Resenting Rejections? – How to turn negative feedback into a positive outcome

Sam Wilson, July 28, 2014

Resenting Rejections | Jobsgopublic
We’ve all been there when the dreaded email drops into our inbox:

‘Thank you for your attendance to your recent interview. We regret to inform you that, after careful consideration, we will not be taking your application any further on this occasion.’
But the important thing to remember is that we have all been there. Many of us have also experienced the infuriating lack of response, despite going to great efforts to attend the interview. A rejection always hurts, but it is when this email makes a regular appearance in your inbox that it becomes difficult to not take it personally. It is important that we respond to rejection in the correct way, especially when it comes to job hunting.

As hard as it may be, responding to emails such as the above is essential in order to gain some useful feedback. For example:

‘Thank you very much for coming back to me. Naturally I am disappointed, but to help me with my future interviews, please could you give me some feedback on what I did well and what I could have done better in our meeting?’

The positive comments will cushion the blow and make you realise that the interview wasn’t all bad. The negative feedback will inform you of what you need to improve for next time. The more specific your feedback is, the more you will learn from it.

Combat vague feedback:

‘We regret to inform you that...

'you lacked experience’

• If you feel this is a justified reason for you not getting the job, you must think about how you can gain some more relevant experience before your next interview. This will help you to avoid a recurrence of the same feedback.

• If you feel you have had plenty of experience, it may be that the way you articulated your experiences wasn’t quite effective.

• If you are 100% sure you did explain your experiences well, then it may have been the easy way out for the interviewer. In this case try not to take it to heart.

‘we met a more suitable candidate’

• Unfortunately, jobs are so competitive these days therefore there will often be people out there who are more qualified or have more experience than you.

• Try not to let it worry you too much, just keep updating your relevant experiences and be sure to promote these in your interviews. On the next interview occasion, you could be the more experienced candidate for the role, or the most relevant in other ways.

‘your skills are not suited to the role’

•If you were going for a job that is different from anything you have done before, then this comment may be justified. If you really want a chance in a career you lack experience in, then you must find a way to spin the experience you have had to make it relevant; demonstrate transferable skills.

•If you feel your skills are suited to the job then this is either poor feedback, or the skills you do possess didn’t get translated in the interview. Use examples of times you have proven certain skills to make your suitability to the role more obvious.

How to embrace constructive criticism:

Fight back. Not literally, as replying to your interviewer with anger-fuelled insults certainly will not help your career development! Instead look at it as a change of mindset; realise that negative feedback is a gift rather than a burden. The reality behind it is, how can you change for the better without knowing what needs to be changed? Employers’ feedback will help you to think constructively about your performance. If provided in the correct manner, it will motivate you to improve your skills/performance, bringing you one step closer to that ‘yes’ you’re dying to hear. So if you refuse to let negative feedback get you down and choose to utilise it instead, then the reason you were turned down for one job could become the reason you’re hired for the next.

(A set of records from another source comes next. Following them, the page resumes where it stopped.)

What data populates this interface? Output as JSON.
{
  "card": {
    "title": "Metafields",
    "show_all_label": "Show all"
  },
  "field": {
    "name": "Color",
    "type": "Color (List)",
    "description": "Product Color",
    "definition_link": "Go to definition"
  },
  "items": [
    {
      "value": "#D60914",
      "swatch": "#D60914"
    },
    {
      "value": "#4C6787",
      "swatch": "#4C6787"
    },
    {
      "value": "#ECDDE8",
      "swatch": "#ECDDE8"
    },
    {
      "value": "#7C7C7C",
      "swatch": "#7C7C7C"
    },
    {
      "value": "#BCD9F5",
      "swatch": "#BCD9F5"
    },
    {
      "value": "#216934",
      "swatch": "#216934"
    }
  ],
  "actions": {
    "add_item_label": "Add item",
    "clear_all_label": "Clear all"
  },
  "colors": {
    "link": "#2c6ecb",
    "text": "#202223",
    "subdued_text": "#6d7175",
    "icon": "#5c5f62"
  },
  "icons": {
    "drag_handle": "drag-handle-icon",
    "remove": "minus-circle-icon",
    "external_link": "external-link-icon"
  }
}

To achieve a positive outcome, remember:

• You are not alone - jobs are becoming ever more competitive, so it’s not always about you. It’s sometimes simply the sheer number of high quality candidates.

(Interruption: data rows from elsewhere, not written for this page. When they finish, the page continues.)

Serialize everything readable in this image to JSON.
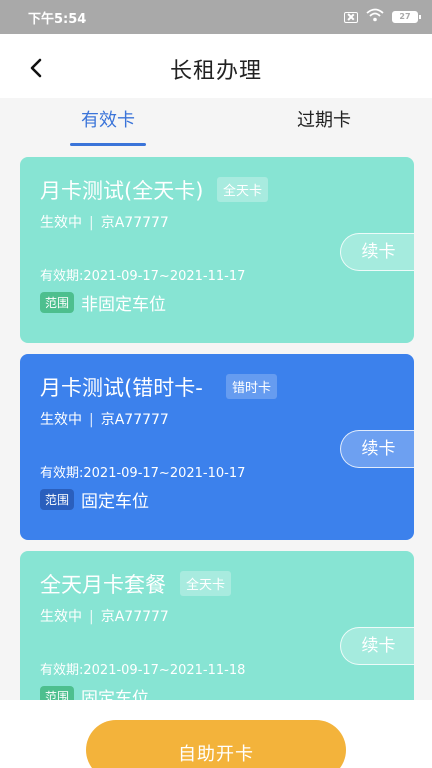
{
  "status_bar": {
    "time": "下午5:54",
    "battery": "27"
  },
  "header": {
    "title": "长租办理"
  },
  "tabs": [
    {
      "label": "有效卡",
      "active": true
    },
    {
      "label": "过期卡",
      "active": false
    }
  ],
  "cards": [
    {
      "name": "月卡测试(全天卡)",
      "type_tag": "全天卡",
      "status": "生效中",
      "plate": "京A77777",
      "validity": "有效期:2021-09-17~2021-11-17",
      "scope_badge": "范围",
      "scope": "非固定车位",
      "renew_label": "续卡",
      "color": "#87e4d3"
    },
    {
      "name": "月卡测试(错时卡-",
      "type_tag": "错时卡",
      "status": "生效中",
      "plate": "京A77777",
      "validity": "有效期:2021-09-17~2021-10-17",
      "scope_badge": "范围",
      "scope": "固定车位",
      "renew_label": "续卡",
      "color": "#3c81ec"
    },
    {
      "name": "全天月卡套餐",
      "type_tag": "全天卡",
      "status": "生效中",
      "plate": "京A77777",
      "validity": "有效期:2021-09-17~2021-11-18",
      "scope_badge": "范围",
      "scope": "固定车位",
      "renew_label": "续卡",
      "color": "#87e4d3"
    }
  ],
  "bottom": {
    "button_label": "自助开卡"
  },
  "colors": {
    "accent": "#3a74d9",
    "button": "#f3b33b"
  },
  "icons": {
    "back": "chevron-left-icon",
    "wifi": "wifi-icon",
    "sim": "sim-off-icon",
    "battery": "battery-icon"
  }
}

• Learn from the experience - the more interviews you have, the more experience you’ll gain. You will also develop a vital skill in the process of rejection: resilience.

• Network - use the connection you make in an interview to help build your network. Connect to them on LinkedIn if possible.

• Embrace new opportunities - don’t let the rejections get in the way of your next interview. Just as you tweaked your CV and covering letter for each application, you need to prepare and treat each interview differently from the previous one.